The Evans Baronetcy, of Kilcreene in the County of Kilkenny, was created in the Baronetage of Ireland on 19 February 1683 for William Evans. The title became extinct on his death in 1690.

The Evans Baronetcy, of Allestree Hall in the County of Derby, was created in the Baronetage of the United Kingdom on 18 July 1887 for Thomas William Evans. The title became extinct on his death in 1892.
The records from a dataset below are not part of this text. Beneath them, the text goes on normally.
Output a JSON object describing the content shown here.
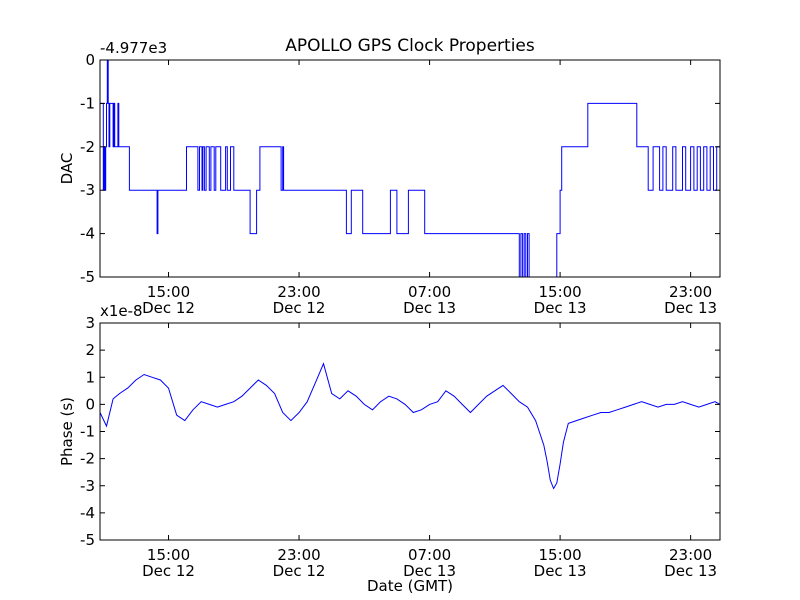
{
  "figure": {
    "title": "APOLLO GPS Clock Properties",
    "xlabel": "Date (GMT)"
  },
  "chart_data": [
    {
      "type": "line",
      "ylabel": "DAC",
      "offset_label": "-4.977e3",
      "x_unit": "hours",
      "xlim": [
        10.8,
        48.8
      ],
      "ylim": [
        -5,
        0
      ],
      "yticks": [
        0,
        -1,
        -2,
        -3,
        -4,
        -5
      ],
      "ytick_labels": [
        "0",
        "-1",
        "-2",
        "-3",
        "-4",
        "-5"
      ],
      "xticks": [
        15,
        23,
        31,
        39,
        47
      ],
      "xtick_labels": [
        [
          "15:00",
          "Dec 12"
        ],
        [
          "23:00",
          "Dec 12"
        ],
        [
          "07:00",
          "Dec 13"
        ],
        [
          "15:00",
          "Dec 13"
        ],
        [
          "23:00",
          "Dec 13"
        ]
      ],
      "color": "#0000ff",
      "step": true,
      "series": [
        {
          "x": [
            10.8,
            11.0,
            11.05,
            11.1,
            11.15,
            11.2,
            11.25,
            11.3,
            11.35,
            11.4,
            11.6,
            11.65,
            11.7,
            11.72,
            11.9,
            11.95,
            12.0,
            12.05,
            12.1,
            12.15,
            12.2,
            12.3,
            12.35,
            12.6,
            12.65,
            12.9,
            14.3,
            14.35,
            14.4,
            16.1,
            16.8,
            16.9,
            17.05,
            17.1,
            17.2,
            17.3,
            17.5,
            17.6,
            17.8,
            17.9,
            18.2,
            18.5,
            18.6,
            18.8,
            19.0,
            19.3,
            19.5,
            19.7,
            19.9,
            20.0,
            20.4,
            20.6,
            21.9,
            22.0,
            22.05,
            22.1,
            23.0,
            23.3,
            23.5,
            23.8,
            24.1,
            24.3,
            25.9,
            26.2,
            26.9,
            27.3,
            28.3,
            28.6,
            28.7,
            29.0,
            29.5,
            29.7,
            30.7,
            31.4,
            36.5,
            36.6,
            36.7,
            36.8,
            36.9,
            37.0,
            37.1,
            37.3,
            38.8,
            39.0,
            39.1,
            40.5,
            40.7,
            43.7,
            44.4,
            44.7,
            45.1,
            45.3,
            45.5,
            45.9,
            46.1,
            46.5,
            46.7,
            47.0,
            47.2,
            47.4,
            47.6,
            47.8,
            48.0,
            48.2,
            48.4,
            48.6
          ],
          "y": [
            -1,
            -3,
            -2,
            -3,
            -2,
            -1,
            0,
            -1,
            -2,
            -1,
            -2,
            -1,
            -2,
            -2,
            -1,
            -2,
            -2,
            -2,
            -2,
            -2,
            -2,
            -2,
            -2,
            -3,
            -3,
            -3,
            -4,
            -3,
            -3,
            -2,
            -3,
            -2,
            -3,
            -2,
            -3,
            -2,
            -3,
            -2,
            -3,
            -2,
            -3,
            -2,
            -3,
            -2,
            -3,
            -3,
            -3,
            -3,
            -3,
            -4,
            -3,
            -2,
            -3,
            -2,
            -3,
            -3,
            -3,
            -3,
            -3,
            -3,
            -3,
            -3,
            -4,
            -3,
            -4,
            -4,
            -4,
            -3,
            -3,
            -4,
            -4,
            -3,
            -4,
            -4,
            -5,
            -4,
            -5,
            -4,
            -5,
            -4,
            -5,
            -5,
            -4,
            -3,
            -2,
            -2,
            -1,
            -2,
            -3,
            -2,
            -3,
            -2,
            -3,
            -2,
            -3,
            -2,
            -3,
            -2,
            -3,
            -2,
            -3,
            -2,
            -3,
            -2,
            -3,
            -2
          ]
        }
      ]
    },
    {
      "type": "line",
      "ylabel": "Phase (s)",
      "offset_label": "x1e-8",
      "x_unit": "hours",
      "xlim": [
        10.8,
        48.8
      ],
      "ylim": [
        -5,
        3
      ],
      "yticks": [
        3,
        2,
        1,
        0,
        -1,
        -2,
        -3,
        -4,
        -5
      ],
      "ytick_labels": [
        "3",
        "2",
        "1",
        "0",
        "-1",
        "-2",
        "-3",
        "-4",
        "-5"
      ],
      "xticks": [
        15,
        23,
        31,
        39,
        47
      ],
      "xtick_labels": [
        [
          "15:00",
          "Dec 12"
        ],
        [
          "23:00",
          "Dec 12"
        ],
        [
          "07:00",
          "Dec 13"
        ],
        [
          "15:00",
          "Dec 13"
        ],
        [
          "23:00",
          "Dec 13"
        ]
      ],
      "color": "#0000ff",
      "series": [
        {
          "x": [
            10.8,
            11.2,
            11.6,
            12.0,
            12.5,
            13.0,
            13.5,
            14.0,
            14.5,
            15.0,
            15.5,
            16.0,
            16.5,
            17.0,
            17.5,
            18.0,
            18.5,
            19.0,
            19.5,
            20.0,
            20.5,
            21.0,
            21.5,
            22.0,
            22.5,
            23.0,
            23.5,
            24.0,
            24.5,
            25.0,
            25.5,
            26.0,
            26.5,
            27.0,
            27.5,
            28.0,
            28.5,
            29.0,
            29.5,
            30.0,
            30.5,
            31.0,
            31.5,
            32.0,
            32.5,
            33.0,
            33.5,
            34.0,
            34.5,
            35.0,
            35.5,
            36.0,
            36.5,
            37.0,
            37.5,
            38.0,
            38.2,
            38.4,
            38.6,
            38.8,
            39.0,
            39.2,
            39.5,
            40.0,
            40.5,
            41.0,
            41.5,
            42.0,
            42.5,
            43.0,
            43.5,
            44.0,
            44.5,
            45.0,
            45.5,
            46.0,
            46.5,
            47.0,
            47.5,
            48.0,
            48.5,
            48.8
          ],
          "y": [
            -0.3,
            -0.8,
            0.2,
            0.4,
            0.6,
            0.9,
            1.1,
            1.0,
            0.9,
            0.6,
            -0.4,
            -0.6,
            -0.2,
            0.1,
            0.0,
            -0.1,
            0.0,
            0.1,
            0.3,
            0.6,
            0.9,
            0.7,
            0.4,
            -0.3,
            -0.6,
            -0.3,
            0.1,
            0.8,
            1.5,
            0.4,
            0.2,
            0.5,
            0.3,
            0.0,
            -0.2,
            0.1,
            0.3,
            0.2,
            0.0,
            -0.3,
            -0.2,
            0.0,
            0.1,
            0.5,
            0.3,
            0.0,
            -0.3,
            0.0,
            0.3,
            0.5,
            0.7,
            0.4,
            0.1,
            -0.1,
            -0.6,
            -1.5,
            -2.1,
            -2.8,
            -3.1,
            -2.9,
            -2.2,
            -1.4,
            -0.7,
            -0.6,
            -0.5,
            -0.4,
            -0.3,
            -0.3,
            -0.2,
            -0.1,
            0.0,
            0.1,
            0.0,
            -0.1,
            0.0,
            0.0,
            0.1,
            0.0,
            -0.1,
            0.0,
            0.1,
            0.0
          ]
        }
      ]
    }
  ]
}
The Evans Baronetcy, of Tubbendens in the parish of Farnborough in the County of Kent, was created in the Baronetage of the United Kingdom on 24 July 1902 for Sir Francis Evans, KCMG, Liberal Member of Parliament for Southampton from 1895 to 1900 and for Maidstone from 1901 to 1906. The title became extinct on the death of the third Baronet in 1970.
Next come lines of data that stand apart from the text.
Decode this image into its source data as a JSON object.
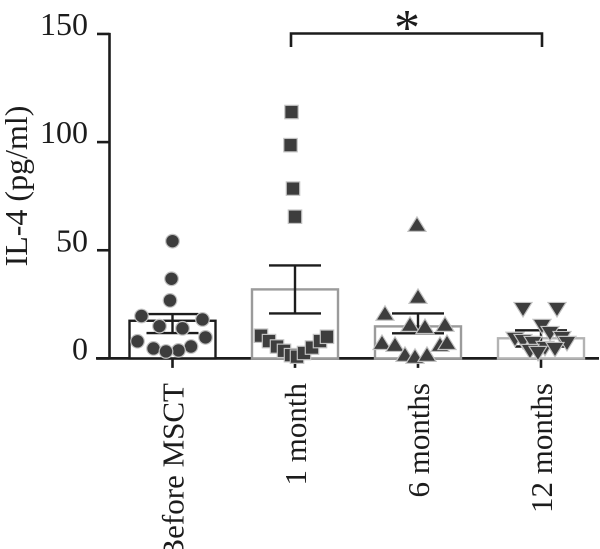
{
  "figure": {
    "kind": "scatter-bar-figure",
    "background": "#ffffff"
  },
  "chart_data": {
    "type": "bar",
    "title": "",
    "xlabel": "",
    "ylabel": "IL-4 (pg/ml)",
    "ylim": [
      0,
      150
    ],
    "yticks": [
      0,
      50,
      100,
      150
    ],
    "grid": false,
    "legend": "none",
    "categories": [
      "Before MSCT",
      "1 month",
      "6 months",
      "12 months"
    ],
    "colors": {
      "marker": "#3d3d3d",
      "marker_edge": "#c2c2c2",
      "axis": "#1c1c1c",
      "bar_fill": "#ffffff"
    },
    "groups": [
      {
        "label": "Before MSCT",
        "marker": "circle",
        "bar_outline": "#1c1c1c",
        "mean": 17.4,
        "err_low": 11.7,
        "err_high": 20.5,
        "points_v_dx": [
          [
            54.2,
            0
          ],
          [
            36.8,
            -1
          ],
          [
            26.8,
            -2.5
          ],
          [
            19.6,
            -31
          ],
          [
            18.0,
            30
          ],
          [
            14.9,
            -13
          ],
          [
            13.9,
            10
          ],
          [
            9.7,
            33
          ],
          [
            7.9,
            -35
          ],
          [
            5.5,
            18.5
          ],
          [
            4.6,
            -19
          ],
          [
            3.7,
            6
          ],
          [
            3.2,
            -6.5
          ]
        ]
      },
      {
        "label": "1 month",
        "marker": "square",
        "bar_outline": "#9b9b9b",
        "mean": 31.9,
        "err_low": 20.8,
        "err_high": 43.0,
        "points_v_dx": [
          [
            113.9,
            -3.5
          ],
          [
            98.6,
            -4.5
          ],
          [
            78.5,
            -2
          ],
          [
            65.5,
            0
          ],
          [
            10.5,
            -34
          ],
          [
            8.0,
            -26
          ],
          [
            5.5,
            -18
          ],
          [
            3.5,
            -11
          ],
          [
            1.5,
            -4
          ],
          [
            0.8,
            2
          ],
          [
            2.5,
            9
          ],
          [
            5.0,
            17
          ],
          [
            8.0,
            25
          ],
          [
            10.0,
            32
          ]
        ]
      },
      {
        "label": "6 months",
        "marker": "triangle-up",
        "bar_outline": "#9b9b9b",
        "mean": 14.8,
        "err_low": 11.6,
        "err_high": 20.8,
        "points_v_dx": [
          [
            61.5,
            -1
          ],
          [
            28.2,
            0
          ],
          [
            20.4,
            -33
          ],
          [
            15.3,
            -8
          ],
          [
            14.3,
            7
          ],
          [
            15.3,
            27
          ],
          [
            6.9,
            -36
          ],
          [
            6.0,
            -23
          ],
          [
            1.4,
            -13
          ],
          [
            0.5,
            -3
          ],
          [
            1.4,
            9
          ],
          [
            6.0,
            22
          ],
          [
            6.9,
            29
          ]
        ]
      },
      {
        "label": "12 months",
        "marker": "triangle-down",
        "bar_outline": "#b3b3b3",
        "mean": 9.3,
        "err_low": 5.5,
        "err_high": 13.0,
        "points_v_dx": [
          [
            23.1,
            -18
          ],
          [
            23.1,
            16
          ],
          [
            15.3,
            1
          ],
          [
            12.0,
            9
          ],
          [
            9.3,
            -26
          ],
          [
            9.7,
            21
          ],
          [
            8.3,
            -18
          ],
          [
            7.4,
            26
          ],
          [
            7.4,
            -8
          ],
          [
            5.1,
            4
          ],
          [
            4.6,
            14
          ],
          [
            3.7,
            -11
          ],
          [
            2.8,
            -3
          ]
        ]
      }
    ],
    "significance": {
      "label": "*",
      "from": "1 month",
      "to": "12 months"
    }
  }
}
The Evans Baronetcy, of Wightwick near Wolverhampton in the County of Stafford, was created in the Baronetage of the United Kingdom on 31 January 1920 for the hydraulic engineer and politician Walter Evans. He was a member of the Staffordshire County Council for many years. The baronetcy was conferred upon him in honour of his services to the War Savings Committees during the First World War. The baronetcy became extinct on the death of his son, the second Baronet, in 2017.
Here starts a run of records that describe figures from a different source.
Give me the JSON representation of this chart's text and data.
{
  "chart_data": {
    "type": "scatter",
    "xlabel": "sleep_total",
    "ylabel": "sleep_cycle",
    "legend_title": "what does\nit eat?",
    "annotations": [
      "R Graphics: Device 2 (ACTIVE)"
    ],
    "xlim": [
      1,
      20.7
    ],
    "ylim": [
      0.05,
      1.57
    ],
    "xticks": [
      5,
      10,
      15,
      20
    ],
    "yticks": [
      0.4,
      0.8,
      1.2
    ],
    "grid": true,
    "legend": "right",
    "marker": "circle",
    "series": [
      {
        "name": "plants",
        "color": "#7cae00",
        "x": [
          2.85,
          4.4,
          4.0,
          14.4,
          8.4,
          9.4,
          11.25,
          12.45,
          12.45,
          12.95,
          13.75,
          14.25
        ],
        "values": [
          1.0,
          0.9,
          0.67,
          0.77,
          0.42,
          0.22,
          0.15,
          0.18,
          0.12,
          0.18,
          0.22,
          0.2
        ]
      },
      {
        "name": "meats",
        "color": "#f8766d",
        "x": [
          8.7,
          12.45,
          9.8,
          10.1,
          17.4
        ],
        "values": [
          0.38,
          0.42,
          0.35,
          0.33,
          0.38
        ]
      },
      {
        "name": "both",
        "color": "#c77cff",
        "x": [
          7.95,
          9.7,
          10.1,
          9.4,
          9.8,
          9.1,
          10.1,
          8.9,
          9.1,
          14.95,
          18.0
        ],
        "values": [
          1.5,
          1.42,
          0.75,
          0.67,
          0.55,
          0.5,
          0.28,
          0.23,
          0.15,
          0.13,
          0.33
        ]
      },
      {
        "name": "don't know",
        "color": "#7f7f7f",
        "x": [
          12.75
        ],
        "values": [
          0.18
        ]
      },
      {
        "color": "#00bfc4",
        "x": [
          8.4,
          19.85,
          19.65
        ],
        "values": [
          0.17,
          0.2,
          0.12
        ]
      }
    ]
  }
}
The Evans Baronetcy, of Rottingdean in the County of Sussex, was created in the Baronetage of the United Kingdom on 21 November 1963 for Harold Evans. The title became extinct on his death in 1983.

Evans baronets, of Kilcrene (1683)
Sir William Evans, 1st Baronet (1662–1690)

Evans baronets, of Allestree Hall (1887)
Sir Thomas William Evans, 1st Baronet (1821–1892)

Evans baronets, of Tubbendens (1902)
Sir Francis Henry Evans, 1st Baronet (1840–1907)
Sir Murland de Grasse Evans, 2nd Baronet (1874–1946) – schoolfriend of Winston Churchill
Sir Evelyn Ward Evans, 3rd Baronet (1883–1970)

Evans baronets, of Wightwick (1920)
Sir Walter Harry Evans, 1st Baronet (1872–1954)
Sir Anthony Adney Evans, 2nd Baronet (1922–2017)

Evans baronets, of Rottingdean (1963)
Sir (Sidney) Harold Evans, 1st Baronet (1911–1983)

References

Kidd, Charles, Williamson, David (editors). Debrett's Peerage and Baronetage (1990 edition). New York: St Martin's Press, 1990.